I realize your critique was of the AF, not of LW, so I’m not sure how much I’m really disagreeing with you here. But since Evan Hubinger understood the point and upvoted the post anyway, it’s unclear how much you can conclude. (EDIT after rohin’s answer: actually, I agree this is most likely not a typical case.)
It feels like downvotes-as-I-see-them-in-practice are some combination of “you should feel bad about having written this” and “make worse content less visible”, and I didn’t want the first effect. Idk if that’s the right call though, and idk if that’s how others (especially the author) interpret it.
I also neglected that people can just remove their upvotes without downvoting, which feels less bad (though from the author’s perspective it’s the same, so I think I’m just being inconsistent here).
Agreed, which is why I focused on the AF karma rather than the LW karma. (I agree with the rest of that paragraph.)
Agreed this is likely but still seems pretty bad—this isn’t the first time people would have updated incorrectly had I not made a correction, though this is the most upvoted case. (I perhaps find it more annoying than it really “should” be because of how much shit LW gives academia and peer review.)
Yeah, I think this would still be a critique of LW, but much less strongly.
I give it 98% chance that the majority of people who upvoted did not understand the point.
I think it’s worth pointing out that I originally saw this just posted to LW, and must have been manually promoted to AF by a mod. Partly want to point it out because possibly one of the main errors is people updating too much on promotion as a signal of quality
It’s trivially correct to update downward on the de-facto importance of promotion (by however much), but this seems like a bad thing.
Naively, I would like people to make sure they understand the point at
the curation step
the promotion-to-AF step
maybe at the upvote step if you’re a professional AI safety researcher
And if the conclusion is that the post is meaningful despite possibly being misinterpreted, I would naively want the person in charge to PM the author and ask to put in a clarification before the post is curated/promoted.

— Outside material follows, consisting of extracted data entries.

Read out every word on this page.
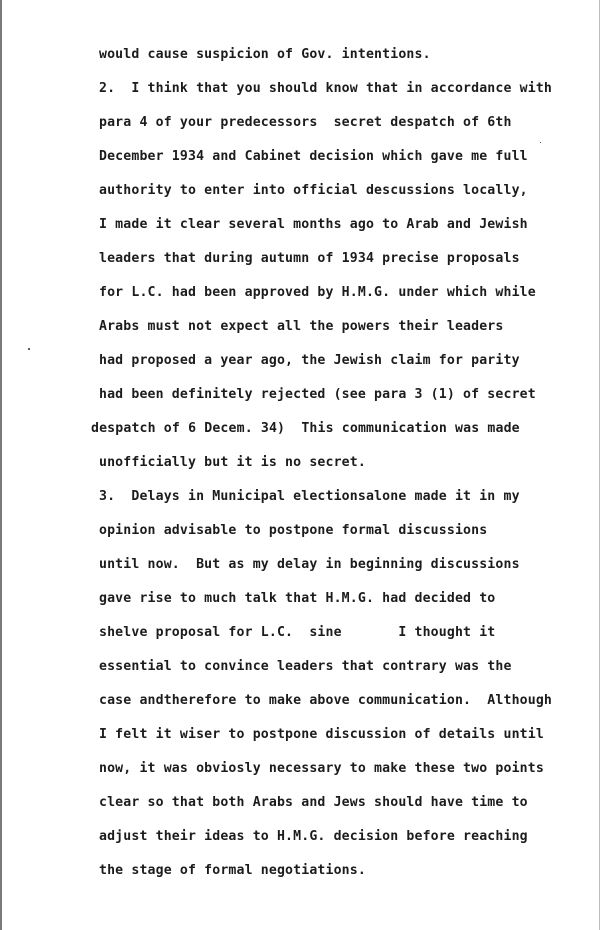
would cause suspicion of Gov. intentions.
2.  I think that you should know that in accordance with
para 4 of your predecessors  secret despatch of 6th
December 1934 and Cabinet decision which gave me full
authority to enter into official descussions locally,
I made it clear several months ago to Arab and Jewish
leaders that during autumn of 1934 precise proposals
for L.C. had been approved by H.M.G. under which while
Arabs must not expect all the powers their leaders
had proposed a year ago, the Jewish claim for parity
had been definitely rejected (see para 3 (1) of secret
despatch of 6 Decem. 34)  This communication was made
unofficially but it is no secret.
3.  Delays in Municipal electionsalone made it in my
opinion advisable to postpone formal discussions
until now.  But as my delay in beginning discussions
gave rise to much talk that H.M.G. had decided to
shelve proposal for L.C.  sine       I thought it
essential to convince leaders that contrary was the
case andtherefore to make above communication.  Although
I felt it wiser to postpone discussion of details until
now, it was obviosly necessary to make these two points
clear so that both Arabs and Jews should have time to
adjust their ideas to H.M.G. decision before reaching
the stage of formal negotiations.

I say ‘naively’ because I don’t know anything about how hard it would be to achieve this and I could be genuinely wrong about this being a reasonable thing to want.
I do mention interpreting the described results as tentative evidence for mesa-optimization, and this interpretation was why I wrote the post; my impression is still that this interpretation was basically correct. But most of the post is just quotes or paraphrased claims made by DeepMind researchers, rather than my own claims, since I didn’t feel sure enough to make the claims myself.